Mi hanno strappato il primo sorriso da due giorni a questa parte. Anzi, ormai 3 giorni.

Ma vi devo senza dubbio far sapere che ho finalmente finito il libro di Conan Doyle, TUTTO SHERLOCK HOLMES. Come tutti i bei libri, anche questa paffuta raccolta di racconti mi mancherà. Niente più tabacco da pipa, niente più veste da camera, niente più signora Hudson, niente più morti inspiegabili e onore da preservare. In questo inverno ho lungamente invidiato i due dell'appartamento di Baker Street. Da dove in un attimo, col treno della sera, e dopo una cena fredda, arrivavano ovunque a risolvere l'irrisolvibile.
"Il viaggio si conclude con l'incontro degli amanti", dice Holmes alla fine di un appostamento, quando, al momento di fare irruzione in un appartamento si scontra con un ispettore di Scotland Yard che guarda caso, stava seguendo la stessa pista.
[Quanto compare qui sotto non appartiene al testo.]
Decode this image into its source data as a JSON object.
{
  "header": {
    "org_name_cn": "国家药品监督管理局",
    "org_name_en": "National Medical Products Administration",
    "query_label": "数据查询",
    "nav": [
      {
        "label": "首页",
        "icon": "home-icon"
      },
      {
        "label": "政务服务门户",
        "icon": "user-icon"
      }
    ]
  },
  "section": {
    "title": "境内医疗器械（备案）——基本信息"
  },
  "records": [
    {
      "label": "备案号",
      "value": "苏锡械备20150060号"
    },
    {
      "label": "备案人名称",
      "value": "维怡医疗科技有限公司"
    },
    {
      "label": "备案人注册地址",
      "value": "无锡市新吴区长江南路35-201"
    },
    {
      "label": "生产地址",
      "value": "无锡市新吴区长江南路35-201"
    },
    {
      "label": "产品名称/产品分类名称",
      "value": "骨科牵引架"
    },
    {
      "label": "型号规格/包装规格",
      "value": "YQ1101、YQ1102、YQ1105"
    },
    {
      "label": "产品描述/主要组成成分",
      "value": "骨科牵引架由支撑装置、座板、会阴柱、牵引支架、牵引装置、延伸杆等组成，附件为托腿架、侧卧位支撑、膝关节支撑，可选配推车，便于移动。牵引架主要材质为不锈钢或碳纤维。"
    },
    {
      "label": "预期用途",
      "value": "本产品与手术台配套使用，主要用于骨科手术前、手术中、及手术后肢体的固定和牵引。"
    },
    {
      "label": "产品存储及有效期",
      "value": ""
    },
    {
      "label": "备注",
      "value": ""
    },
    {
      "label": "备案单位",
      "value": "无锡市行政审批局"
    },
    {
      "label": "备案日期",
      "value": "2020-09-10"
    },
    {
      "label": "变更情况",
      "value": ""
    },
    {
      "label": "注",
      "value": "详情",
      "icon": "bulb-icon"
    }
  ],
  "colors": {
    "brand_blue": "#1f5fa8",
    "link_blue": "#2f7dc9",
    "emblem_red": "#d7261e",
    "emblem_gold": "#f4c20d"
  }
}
E parlando di viaggio mi viene spontaneo citare un altro passo del libro di cui giù vi ho riportato due brani:

It is better to travel hopefully thant to arrive.
Così R.L. Stevenson cita la saggezza di un proverbio giapponese. Tradotto letteralmente significa: Meglio dell'arrivare, è il viaggiare pieni di speranza; tradotto invece a senso: Nella partenza sta la felicità, non nella meta.





Commenti

fabiosirigu ha detto…
dipende dal viaggio che fai. ad esempio, io fra qualche giorno parto per tornare dalla mia dolce mogliettina, e ti assicuro che il viaggio sarà una pena fino a quando non potrò finalmente riabbracciarla!
Ladymar ha detto…
Beh, anche Leopardi a suo modo e tempo lo disse ne "Il sabato del villaggio".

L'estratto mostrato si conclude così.